De 2009 à 2013, les crevettes du Bénin ont été très demandées sur le marché européen du fait de leur haute valeur marchande et de leur qualité organoleptique (Sachi et al., 2016). Leur production, essentiellement basée sur la pêche en mer, dans les lagunes et les fleuves, était destinée à satisfaire les besoins nationaux et les demandes des usines de traitement et d’exportation (INRAB, 2006). Mais la présence de métaux lourds dans les sédiments et les eaux des milieux de pêche, le non-respect des normes sanitaires exigées sur le marché international des produits de la pêche (Kindji et Faure, 2014) et les problèmes de conservation des crevettes constituaient des handicaps pour la compétitivité des systèmes de production et de commercialisation des crevettes au Bénin (Ollabodé, 2019 ; Aquilas et al., 2013). À cause des exigences du marché, les crevettes ne sont donc pas exportées en quantité suffisante, alors que l’extension de la pêche de crevettes pourrait permettre aux acteurs et à l’économie béninoise de tirer pleinement profit du commerce international (Bokossa et al., 2016). Face à cette situation, la filière crevettière du Bénin a bénéficié ces dernières années d’importants investissements et de programmes pour une meilleure organisation des chaînes de valeur (CVA) et leur mise aux normes sanitaires afin qu’elles soient plus compétitives sur le marché international (MAEP, 2017). Toutefois, il n’existe aucune structure d’élevage de crevettes pouvant contribuer à l’augmentation de la production et à la préservation de la biodiversité des espèces autochtones du Bénin (Gangbé et al., 2016), et à même d’assurer la durabilité des chaînes de valeur de crevettes. Les espèces exploitées sont demeurées à l’état sauvage (Dovonou et al., 2011). Bien que des études antérieures aient examiné les chaînes de valeur de crevettes au Bénin (Aquilas et al., 2013 ; Houngbo et al., 2015 ; Sachi et al., 2016), aucune d’entre elles ne s’est véritablement intéressée aux crevettes d’eaux douces et n’a quantifié le poids économique et les contributions des acteurs impliqués dans chacune des chaînes de valeur.
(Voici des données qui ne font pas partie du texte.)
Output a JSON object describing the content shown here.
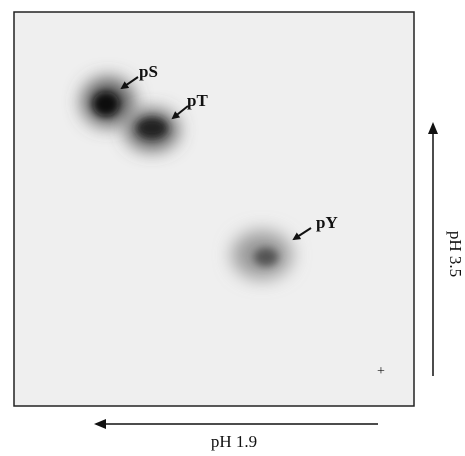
{
  "spots": [
    {
      "label": "pS"
    },
    {
      "label": "pT"
    },
    {
      "label": "pY"
    }
  ],
  "origin_mark": "+",
  "x_axis": {
    "label": "pH 1.9"
  },
  "y_axis": {
    "label": "pH 3.5"
  }
}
Vu l’importance socio-économique de la filière crevettière au Bénin, son développement pourrait être source de bénéfices économiques potentiels pour les différents acteurs impliqués. La présente étude vise à évaluer les performances économiques des chaînes de valeur de crevettes d’eaux douces au Bénin en vue de contribuer à l’amélioration de leur durabilité.
2 Matériel et méthodes
2.1 Approches conceptuelle et comptable de la chaîne de valeur
Le concept de chaîne de valeur proposé par Porter (1985) a été mobilisé dans cette étude. Selon cet auteur, la chaîne de valeur est l’ensemble des processus qui permet à une firme de proposer des produits et/ou services différenciés à des clients. Une firme crée de la valeur en améliorant l’efficacité de ses activités à valeur ajoutée parce qu’elle concourt à la satisfaction du client. Cette approche conceptuelle met l’accent sur l’ajout de valeur dans des marchés concurrentiels comme élément central de la chaîne des activités menées entre la production et la consommation (FAO, 2017). La structure de gouvernance d’une chaîne de valeur est essentielle (FAO, 2015). Gereffi et al. (2005) ont développé le concept de filière globale en y incluant la notion de gouvernance de la chaîne de valeur, définie comme la façon dont les différentes entreprises de la chaîne sont coordonnées pour devenir plus compétitives et ajouter davantage de valeur. La gouvernance d’une filière porte sur des éléments clés tels que l’échange d’informations, la détermination des prix, les normes, les contrats incluant ou non des services, la puissance commerciale, les systèmes de marché de gros, etc. (FAO, 2015).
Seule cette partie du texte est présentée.